Truth be told, I tend toward the restrictive side to immigration, but it’s not over concern about Hispanics.
I’m more concerned with potentially importing anti-Semitic Russian, Polish, Ukrainian, German, Latvian, Lithuanian, or Estonian skinheads than I am about someone from Latin America, and I’m not too concerned about them.
I’m not that concerned about the above either. When people come to America, they tend to leave a lot of that behind, which is a good thing.
I’m concerned about immigration being used to depress wages, and it is used that way with H1b and L-1 visas, and the repeated suggestions about slave labor guest workers, who would constitute a permanent underclass.
I also agree with Paul Krugman’s assessment that a large underclass creates a breeding ground for right wing politics.
That being said, there are clearly is both a right wing and a left wing position on expanded immigration (cheap labor and empatyh respectively) and on more restricted immigration (racism and wages respectively).
Personally, I favor a bounty program for illegals who rat out employers.
That being said, the Republican anti-immigration side is clearly racist, and it shows to the newly minted Americans.
Latino immigrants in South Florida who have traditionally registered with the GOP have felt alienated by the party, critics say.

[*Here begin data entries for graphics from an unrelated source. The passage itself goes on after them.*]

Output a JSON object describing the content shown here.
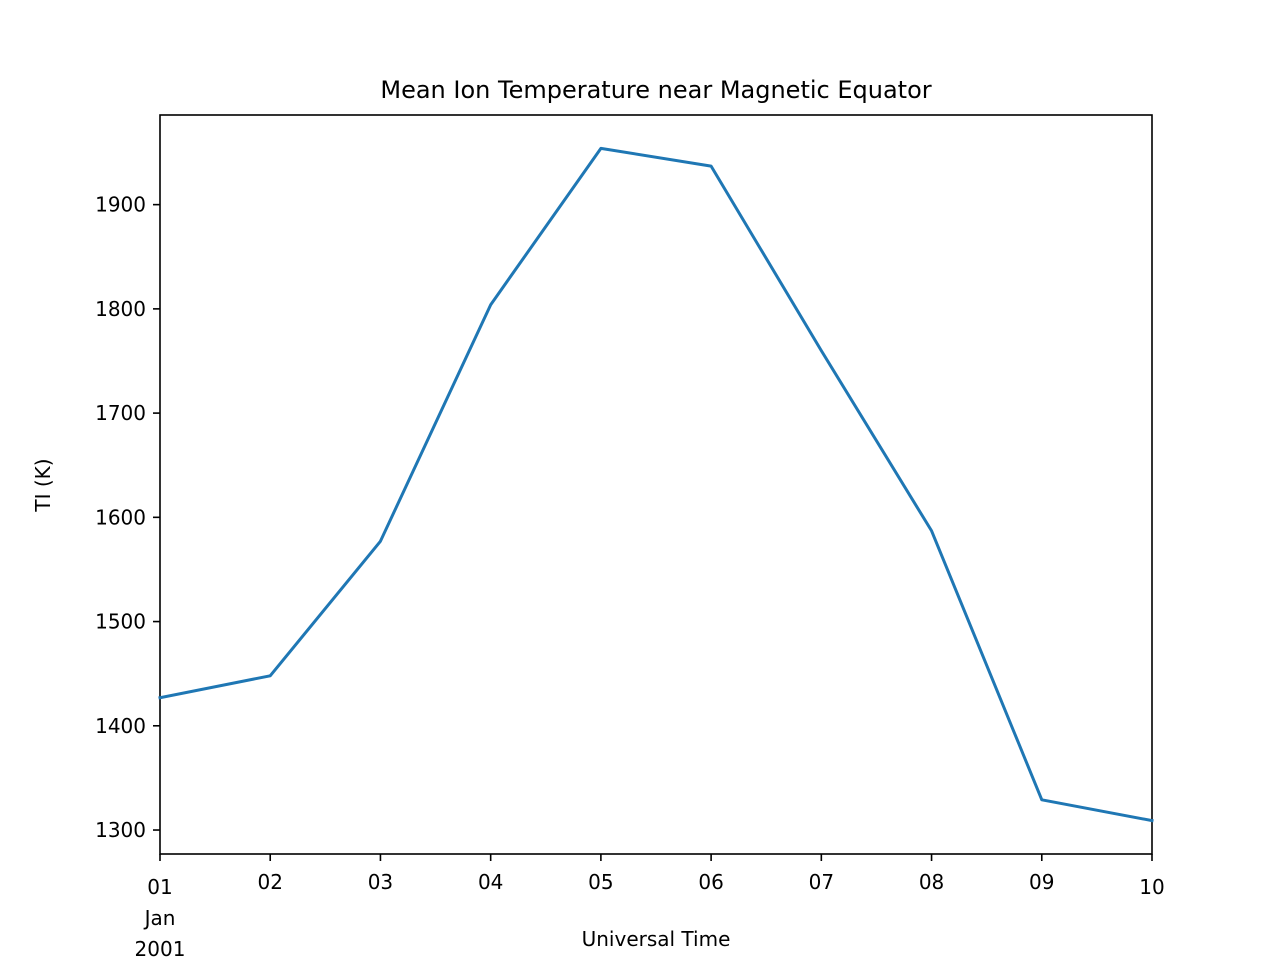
{
  "chart_data": {
    "type": "line",
    "title": "Mean Ion Temperature near Magnetic Equator",
    "xlabel": "Universal Time",
    "ylabel": "TI (K)",
    "x_type": "date",
    "x": [
      "2001-01-01",
      "2001-01-02",
      "2001-01-03",
      "2001-01-04",
      "2001-01-05",
      "2001-01-06",
      "2001-01-07",
      "2001-01-08",
      "2001-01-09",
      "2001-01-10"
    ],
    "x_tick_labels": [
      "01",
      "02",
      "03",
      "04",
      "05",
      "06",
      "07",
      "08",
      "09",
      "10"
    ],
    "x_tick_sublabels": [
      "Jan",
      "2001"
    ],
    "series": [
      {
        "values": [
          1427,
          1448,
          1577,
          1804,
          1954,
          1937,
          1760,
          1587,
          1329,
          1309
        ]
      }
    ],
    "ylim": [
      1277,
      1986
    ],
    "y_ticks": [
      1300,
      1400,
      1500,
      1600,
      1700,
      1800,
      1900
    ],
    "grid": false,
    "legend": "none",
    "line_color": "#1f77b4"
  }
}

By Peter Wallsten, Times Staff Writer
June 16, 2007MIAMI BEACH — As a Cuban who fled Fidel Castro’s communist rule for a new life in the U.S., Julio Izquierdo would seem a natural Republican voter — a sure bet to adopt the same political lineage that has long guided most of his countrymen who resettled in South Florida.
But moments after taking his oath this week to become a U.S. citizen and registering to vote, the grocery store employee said he felt no such allegiances.
“I don’t know whether Bush is a Democrat or a Republican, but whatever he is, I’m voting the other way,” Izquierdo, 20, said Thursday as he waited for a taxi after a mass naturalization ceremony at the Miami Beach Convention Center.
Izquierdo said he did not like President Bush’s handling of the Iraq war and was miffed at politicians, most of them Republican, who seem to dislike immigrants.
That sentiment, expressed by several of the 6,000 new citizens who took their oaths Thursday in group ceremonies that take place regularly in immigrant-heavy cities nationwide, underscored the troubled environment facing the GOP in the buildup to next year’s presidential election.
Surveys show that among Latino voters — a bloc Bush had hoped to woo into the Republican camp — negative views about the party are growing amid a bitter debate over immigration policy.